El principio de utilidad cuenta con todas las sanciones, normas o motivos de cualquier otro sistema moral. Dichas sanciones pueden ser externas o internas. Las externas se refieren a la esperanza de conseguir el favor o el rechazo de nuestros semejantes o del Regidor del Universo y a los sentimientos que generan. Respecto a la sanción interna del deber, es decir, a lo que nos obliga a obrar de una manera correcta, Mill dice que siempre es la misma: un sentimiento en nuestro propio espíritu. Cuando este sentimiento se relaciona de modo desinteresado con la idea pura del deber, constituye la esencia de la conciencia. Si contravenimos este sentimiento probablemente reaparecerá posteriormente en forma de remordimiento.
En conclusión: el fundamento firme de la moral utilitarista hay que buscarlo en «los sentimientos conscientes de la humanidad», como el deseo de estar unidos a nuestros semejantes. Pero los sentimientos morales no son innatos, sino adquiridos, aunque no por ello son menos naturales. La facultad moral, si bien no es parte de nuestra naturaleza, es un producto natural de ella. Por eso, estos sentimientos naturales pueden crecer por influencia de la educación y de la civilización en progreso.
John Stuart Mill aplicó los criterios del utilitarismo a la política y la economía en su obra Ensayos sobre algunas cuestiones disputadas en economía política. Como liberal que era, defiende la propiedad privada y el no intervencionismo estatal, aunque se muestra más moderado que sus antecesores, admitiendo cierta intervención, justificada porque los individuos no siempre son capaces de juzgar y actuar por ellos mismos.
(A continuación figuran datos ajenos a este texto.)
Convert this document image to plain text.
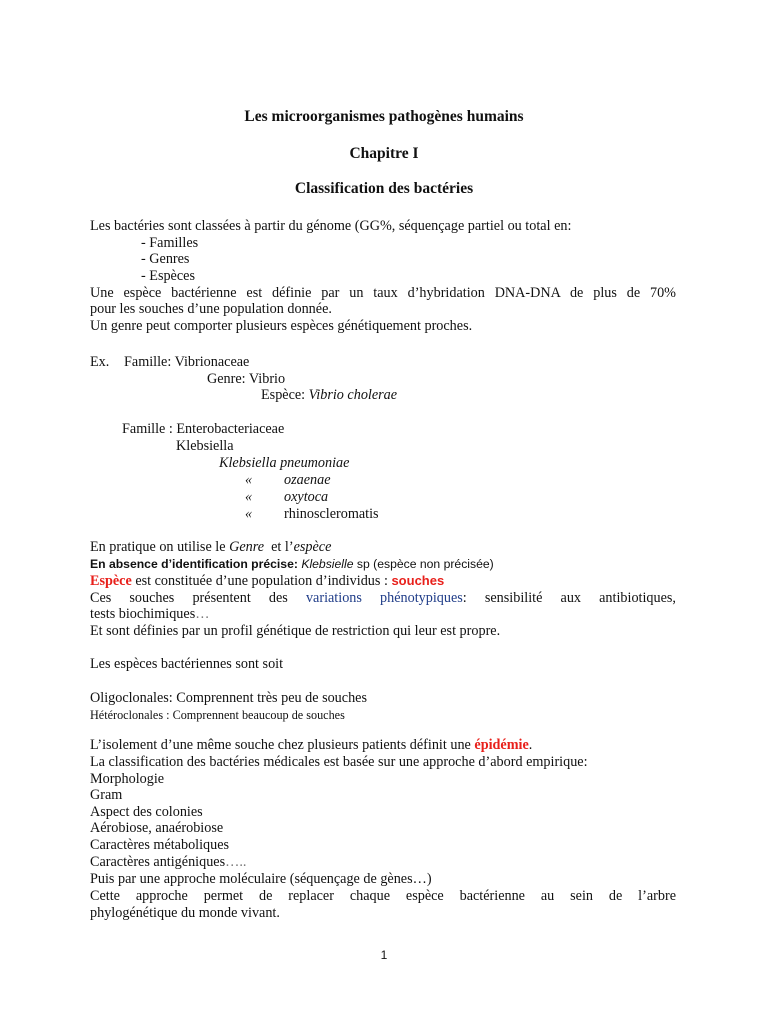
Les microorganismes pathogènes humains
Chapitre I
Classification des bactéries
Les bactéries sont classées à partir du génome (GG%, séquençage partiel ou total en:
- Familles
- Genres
- Espèces
Une espèce bactérienne est définie par un taux d’hybridation DNA-DNA de plus de 70%
pour les souches d’une population donnée.
Un genre peut comporter plusieurs espèces génétiquement proches.
Ex. Famille: Vibrionaceae
Genre: Vibrio
Espèce: Vibrio cholerae
Famille : Enterobacteriaceae
Klebsiella
Klebsiella pneumoniae
« ozaenae
« oxytoca
« rhinoscleromatis
En pratique on utilise le Genre et l’espèce
En absence d’identification précise: Klebsielle sp (espèce non précisée)
Espèce est constituée d’une population d’individus : souches
Ces souches présentent des variations phénotypiques: sensibilité aux antibiotiques,
tests biochimiques…
Et sont définies par un profil génétique de restriction qui leur est propre.
Les espèces bactériennes sont soit
Oligoclonales: Comprennent très peu de souches
Hétéroclonales : Comprennent beaucoup de souches
L’isolement d’une même souche chez plusieurs patients définit une épidémie.
La classification des bactéries médicales est basée sur une approche d’abord empirique:
Morphologie
Gram
Aspect des colonies
Aérobiose, anaérobiose
Caractères métaboliques
Caractères antigéniques…..
Puis par une approche moléculaire (séquençage de gènes…)
Cette approche permet de replacer chaque espèce bactérienne au sein de l’arbre
phylogénétique du monde vivant.
1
En el aspecto económico también se debe ceder cierto intervencionismo del Estado, ya que, aunque la producción está regida por leyes naturales, la distribución está sometida a leyes humanas. Una mejor distribución de la riqueza redundará en la mejora de las condiciones de vida y en que las relaciones sociales sean más igualitarias. De cualquier forma, la igualdad total es imposible y además siempre será preferible la libertad.
Para meter las narices…
La obra clave de John Stuart Mill es El utilitarismo (Alianza, Madrid, 2002), un texto asequible y claro. Pero no hay que quedarse sólo con ella, sino que hay que meter las narices también en Sobre la libertad. Los más atrevidos pueden además olisquear los Ensayos sobre algunas cuestiones disputadas en economía política o La utilidad de la religión (todas publicadas por Alianza Editorial).
El pensador inglés nos sorprende con una obra escrita con su esposa Harriet Taylor titulada Ensayos sobre la igualdad sexual (Cátedra, Madrid, 2001), en la que ataca la injusta desigualdad de la mujer respecto al varón. Stuart Mill fue un gran defensor del derecho al voto de la mujer, de tal manera que en 1866 presentó ante el Parlamento británico una petición para que se debatiera el voto de la mujer, pues estaba convencido de que «la subordinación legal de un sexo a otro es injusta en sí misma y es actualmente uno de los grandes obstáculos para el progreso de la humanidad».
Resultan también interesantes su Autobiografía (Alianza, Madrid, 1986) y el libro de Carlos Mellizo, La vida privada de John Stuart Mill (Alianza, Madrid, 1995).